[Image-SIG] Re: Help wanted: sensible way to scale 16-bit
grayscaleimage
Fredrik Lundh
fredrik at pythonware.com
Wed Dec 15 20:42:34 CET 2004
Russell E. Owen wrote:
> I had hoped to use an LUT to directly map a 32-bit floating point image
> (or 16 bit integer) to 8 bit color or grayscale (for now grayscale is
> fine, though I hope to support psuedocolor at some point). I could then
> recompute the LUT as needed (e.g. if the user asked for a different
> scaling function or contrast or...).
>
> Unfortunately, I have not been able to figure out how to use an LUT.
> Despite the following hopeful statement in the Concepts section of the
> Handbook:
>
> The mode of an image defines the type and depth of a pixel
> in the image. The current release supports the following
> standard modes:
> ...
> * P (8-bit pixels, mapped to any other mode using a colour palette)
>
> it appears that palettes can only be attached to L or P images. I hope
> I'm missing something obvious in the use of palettes.
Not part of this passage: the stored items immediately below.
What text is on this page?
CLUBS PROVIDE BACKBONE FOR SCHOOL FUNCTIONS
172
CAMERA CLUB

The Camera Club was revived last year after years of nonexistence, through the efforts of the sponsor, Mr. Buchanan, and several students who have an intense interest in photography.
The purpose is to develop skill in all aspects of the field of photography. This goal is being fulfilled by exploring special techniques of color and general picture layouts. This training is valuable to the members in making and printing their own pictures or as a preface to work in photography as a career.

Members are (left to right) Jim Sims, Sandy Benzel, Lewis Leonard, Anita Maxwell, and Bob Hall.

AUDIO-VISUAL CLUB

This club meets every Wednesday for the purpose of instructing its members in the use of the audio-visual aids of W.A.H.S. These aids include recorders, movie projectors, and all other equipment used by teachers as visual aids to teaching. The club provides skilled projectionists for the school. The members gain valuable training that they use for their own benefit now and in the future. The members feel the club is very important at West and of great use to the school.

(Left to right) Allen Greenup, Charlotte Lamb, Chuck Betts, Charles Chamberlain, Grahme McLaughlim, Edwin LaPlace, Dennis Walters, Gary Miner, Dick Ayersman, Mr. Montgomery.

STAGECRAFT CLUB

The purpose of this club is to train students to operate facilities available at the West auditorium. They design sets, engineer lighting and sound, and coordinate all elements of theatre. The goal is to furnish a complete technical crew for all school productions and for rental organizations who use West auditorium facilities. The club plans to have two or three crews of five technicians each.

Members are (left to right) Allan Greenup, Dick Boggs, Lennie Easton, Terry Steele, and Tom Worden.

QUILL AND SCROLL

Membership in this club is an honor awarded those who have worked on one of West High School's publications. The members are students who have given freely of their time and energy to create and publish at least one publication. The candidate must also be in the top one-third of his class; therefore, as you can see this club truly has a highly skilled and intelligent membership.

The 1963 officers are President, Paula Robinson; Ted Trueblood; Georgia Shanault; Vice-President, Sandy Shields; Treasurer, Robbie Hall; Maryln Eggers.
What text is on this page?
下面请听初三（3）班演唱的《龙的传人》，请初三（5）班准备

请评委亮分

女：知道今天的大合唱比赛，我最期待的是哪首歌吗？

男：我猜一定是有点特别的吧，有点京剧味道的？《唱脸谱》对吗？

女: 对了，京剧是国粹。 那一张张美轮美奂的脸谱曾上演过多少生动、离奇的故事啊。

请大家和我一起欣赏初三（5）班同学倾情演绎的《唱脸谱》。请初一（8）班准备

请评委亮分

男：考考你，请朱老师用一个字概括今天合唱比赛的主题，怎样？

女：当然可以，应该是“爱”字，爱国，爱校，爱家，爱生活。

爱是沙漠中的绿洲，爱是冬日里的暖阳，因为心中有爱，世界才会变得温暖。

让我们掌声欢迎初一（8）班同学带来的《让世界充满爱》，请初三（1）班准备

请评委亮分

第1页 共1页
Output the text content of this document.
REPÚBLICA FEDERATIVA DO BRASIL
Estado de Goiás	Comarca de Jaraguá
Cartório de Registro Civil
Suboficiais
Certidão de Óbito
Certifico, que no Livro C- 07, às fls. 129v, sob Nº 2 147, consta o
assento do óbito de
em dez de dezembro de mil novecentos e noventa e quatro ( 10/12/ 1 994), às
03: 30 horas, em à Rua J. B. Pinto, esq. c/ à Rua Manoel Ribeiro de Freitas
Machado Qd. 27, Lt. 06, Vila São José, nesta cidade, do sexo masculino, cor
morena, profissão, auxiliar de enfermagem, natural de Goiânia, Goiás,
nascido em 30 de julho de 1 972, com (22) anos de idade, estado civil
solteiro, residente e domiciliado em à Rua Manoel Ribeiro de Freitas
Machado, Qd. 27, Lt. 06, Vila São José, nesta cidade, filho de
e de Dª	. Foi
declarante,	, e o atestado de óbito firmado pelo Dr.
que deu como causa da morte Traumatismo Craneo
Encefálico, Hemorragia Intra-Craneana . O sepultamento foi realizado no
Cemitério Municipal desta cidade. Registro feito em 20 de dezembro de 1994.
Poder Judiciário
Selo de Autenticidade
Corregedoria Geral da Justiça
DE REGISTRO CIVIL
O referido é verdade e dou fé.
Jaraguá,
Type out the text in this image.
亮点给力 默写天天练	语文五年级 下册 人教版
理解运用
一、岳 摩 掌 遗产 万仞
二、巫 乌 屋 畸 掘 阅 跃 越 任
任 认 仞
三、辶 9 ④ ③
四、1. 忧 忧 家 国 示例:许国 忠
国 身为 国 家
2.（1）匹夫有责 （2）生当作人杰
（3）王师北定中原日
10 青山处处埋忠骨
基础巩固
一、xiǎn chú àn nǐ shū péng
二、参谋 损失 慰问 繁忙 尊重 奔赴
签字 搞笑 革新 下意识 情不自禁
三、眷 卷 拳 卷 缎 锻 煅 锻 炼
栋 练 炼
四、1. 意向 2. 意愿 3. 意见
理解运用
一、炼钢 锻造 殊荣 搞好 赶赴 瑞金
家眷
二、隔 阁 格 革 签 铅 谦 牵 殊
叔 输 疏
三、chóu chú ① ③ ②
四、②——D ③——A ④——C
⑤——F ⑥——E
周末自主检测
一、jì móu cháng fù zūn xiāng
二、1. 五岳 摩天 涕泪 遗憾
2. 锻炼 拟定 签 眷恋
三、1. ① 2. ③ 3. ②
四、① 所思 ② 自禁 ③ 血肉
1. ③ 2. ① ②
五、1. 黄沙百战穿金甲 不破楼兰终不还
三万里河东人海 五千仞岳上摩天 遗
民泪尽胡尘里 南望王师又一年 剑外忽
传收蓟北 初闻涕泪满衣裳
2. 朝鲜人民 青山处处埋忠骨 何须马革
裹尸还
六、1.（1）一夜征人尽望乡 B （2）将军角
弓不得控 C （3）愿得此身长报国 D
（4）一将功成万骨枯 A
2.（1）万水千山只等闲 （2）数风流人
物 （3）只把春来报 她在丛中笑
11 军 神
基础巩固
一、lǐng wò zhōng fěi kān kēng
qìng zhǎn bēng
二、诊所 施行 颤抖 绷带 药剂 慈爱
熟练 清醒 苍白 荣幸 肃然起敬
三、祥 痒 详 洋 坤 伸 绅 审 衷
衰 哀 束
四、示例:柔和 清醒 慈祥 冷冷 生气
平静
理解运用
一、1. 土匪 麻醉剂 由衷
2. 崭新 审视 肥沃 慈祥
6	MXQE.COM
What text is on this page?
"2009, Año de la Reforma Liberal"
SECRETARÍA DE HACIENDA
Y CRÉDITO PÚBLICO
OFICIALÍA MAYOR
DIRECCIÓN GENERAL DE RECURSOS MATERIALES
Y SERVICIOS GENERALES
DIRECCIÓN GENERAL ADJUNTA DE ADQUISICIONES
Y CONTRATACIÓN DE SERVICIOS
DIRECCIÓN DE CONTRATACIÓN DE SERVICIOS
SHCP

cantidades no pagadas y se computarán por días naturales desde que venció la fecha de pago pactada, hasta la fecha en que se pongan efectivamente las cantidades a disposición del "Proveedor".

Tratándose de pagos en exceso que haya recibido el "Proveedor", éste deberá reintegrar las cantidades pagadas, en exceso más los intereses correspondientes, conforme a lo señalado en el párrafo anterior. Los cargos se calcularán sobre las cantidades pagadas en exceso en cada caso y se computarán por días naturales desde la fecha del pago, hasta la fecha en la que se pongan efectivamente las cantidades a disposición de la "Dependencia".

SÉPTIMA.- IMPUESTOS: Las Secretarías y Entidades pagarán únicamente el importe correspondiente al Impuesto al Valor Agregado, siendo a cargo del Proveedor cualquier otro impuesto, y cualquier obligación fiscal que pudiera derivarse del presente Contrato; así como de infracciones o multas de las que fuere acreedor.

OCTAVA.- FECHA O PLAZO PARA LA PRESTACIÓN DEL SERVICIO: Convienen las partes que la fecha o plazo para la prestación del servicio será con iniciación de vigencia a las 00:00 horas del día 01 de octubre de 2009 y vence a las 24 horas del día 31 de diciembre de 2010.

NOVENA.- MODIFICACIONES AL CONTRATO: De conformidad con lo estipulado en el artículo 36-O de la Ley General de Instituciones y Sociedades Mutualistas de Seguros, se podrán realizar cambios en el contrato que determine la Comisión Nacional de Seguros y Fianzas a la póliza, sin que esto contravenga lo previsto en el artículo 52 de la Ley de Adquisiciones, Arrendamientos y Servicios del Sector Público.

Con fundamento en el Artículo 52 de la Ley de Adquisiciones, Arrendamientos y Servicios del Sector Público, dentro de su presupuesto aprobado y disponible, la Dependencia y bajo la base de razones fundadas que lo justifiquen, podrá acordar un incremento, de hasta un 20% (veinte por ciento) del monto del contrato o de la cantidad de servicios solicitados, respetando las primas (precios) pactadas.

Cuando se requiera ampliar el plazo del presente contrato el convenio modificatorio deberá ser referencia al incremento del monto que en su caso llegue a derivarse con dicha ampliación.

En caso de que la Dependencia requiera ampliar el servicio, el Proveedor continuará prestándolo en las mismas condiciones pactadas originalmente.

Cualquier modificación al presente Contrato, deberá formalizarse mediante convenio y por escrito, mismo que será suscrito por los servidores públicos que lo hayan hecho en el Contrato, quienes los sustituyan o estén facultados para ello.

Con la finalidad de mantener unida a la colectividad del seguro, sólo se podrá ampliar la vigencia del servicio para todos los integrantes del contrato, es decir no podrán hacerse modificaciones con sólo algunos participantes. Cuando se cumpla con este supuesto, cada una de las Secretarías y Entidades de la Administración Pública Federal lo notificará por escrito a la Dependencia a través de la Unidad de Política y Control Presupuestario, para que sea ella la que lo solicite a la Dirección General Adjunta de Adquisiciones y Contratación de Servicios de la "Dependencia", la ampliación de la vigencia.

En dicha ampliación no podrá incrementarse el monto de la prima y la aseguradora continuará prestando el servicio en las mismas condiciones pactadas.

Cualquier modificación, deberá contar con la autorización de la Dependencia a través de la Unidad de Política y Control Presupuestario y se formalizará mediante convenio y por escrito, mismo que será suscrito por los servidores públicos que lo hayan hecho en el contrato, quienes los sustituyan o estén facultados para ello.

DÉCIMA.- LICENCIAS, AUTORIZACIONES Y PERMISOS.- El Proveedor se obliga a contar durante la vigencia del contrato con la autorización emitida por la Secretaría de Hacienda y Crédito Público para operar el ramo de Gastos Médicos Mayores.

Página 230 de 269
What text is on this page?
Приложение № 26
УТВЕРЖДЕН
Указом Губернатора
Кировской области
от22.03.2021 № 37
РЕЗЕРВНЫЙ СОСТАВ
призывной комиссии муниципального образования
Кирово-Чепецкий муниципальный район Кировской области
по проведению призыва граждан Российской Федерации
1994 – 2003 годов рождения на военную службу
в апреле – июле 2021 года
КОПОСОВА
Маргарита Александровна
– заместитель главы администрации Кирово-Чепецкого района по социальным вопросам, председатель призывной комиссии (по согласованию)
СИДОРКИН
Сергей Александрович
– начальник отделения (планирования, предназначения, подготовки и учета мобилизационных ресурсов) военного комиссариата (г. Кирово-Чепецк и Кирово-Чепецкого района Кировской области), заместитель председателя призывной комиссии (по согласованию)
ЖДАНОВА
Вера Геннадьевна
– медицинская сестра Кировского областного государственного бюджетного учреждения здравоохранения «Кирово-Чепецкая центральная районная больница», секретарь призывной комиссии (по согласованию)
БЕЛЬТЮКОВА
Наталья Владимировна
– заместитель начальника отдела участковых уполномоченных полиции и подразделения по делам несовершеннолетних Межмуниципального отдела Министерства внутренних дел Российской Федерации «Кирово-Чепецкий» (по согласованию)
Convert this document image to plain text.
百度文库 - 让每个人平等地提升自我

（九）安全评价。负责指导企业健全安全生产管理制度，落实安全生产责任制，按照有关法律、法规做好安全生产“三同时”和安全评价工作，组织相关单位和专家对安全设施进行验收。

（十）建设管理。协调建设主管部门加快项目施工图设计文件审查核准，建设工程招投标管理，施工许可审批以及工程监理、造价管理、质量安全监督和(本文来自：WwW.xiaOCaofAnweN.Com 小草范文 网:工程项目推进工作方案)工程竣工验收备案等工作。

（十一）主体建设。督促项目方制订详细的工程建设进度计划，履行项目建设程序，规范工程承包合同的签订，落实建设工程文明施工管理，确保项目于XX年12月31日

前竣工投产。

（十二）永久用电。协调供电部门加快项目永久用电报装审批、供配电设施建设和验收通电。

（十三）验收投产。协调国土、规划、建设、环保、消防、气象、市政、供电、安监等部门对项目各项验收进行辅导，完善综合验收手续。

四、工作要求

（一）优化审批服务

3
lookup table (LUT) != palette.
the "point" method replaces every pixel in the image by the corresponding
value from the given lookup table:
for each pixel in image:
new pixel value = LUT[old pixel value]
"point" with a lookup table is currently only supported for 8-bit images.
a palette maps colour indexes to RGB values. if you attach an palette to an
8-bit grayscale image (mode "L"), it becomes a palette image (mode "P"), but
it still only contains 8-bit values.
if you have 16-bit or 32-bit data, you can use the "getextrema" method to find
the lowest and highest value in the image, calculate a suitable linear transform to
bring the values into a 256-value range, and use "point" with a lambda expression
to convert the values to 0-255. you can then convert the resulting image to "L",
and optionally attach a psuedo-color palette to it to get a "P" image.
or, in code:
lo, hi = im.getextrema()
scale = 255.0 / (hi - lo)
offset = -lo * scale
im = im.point(lambda v: v * scale + offet)
im = im.convert("L")
in older Python versions, replace the point call with:
im = im.point(lambda v, s=scale, o=offset: v * s + o)
this snippet simply maps the darkest pixel value to 0, and the lightest to 255.
you may want to adjust the lo/hi values before calculating the coefficients.
also note that this only works well if the source data is relatively linear; there's no
way to use a non-linear transform on I or F data in the current version of PIL.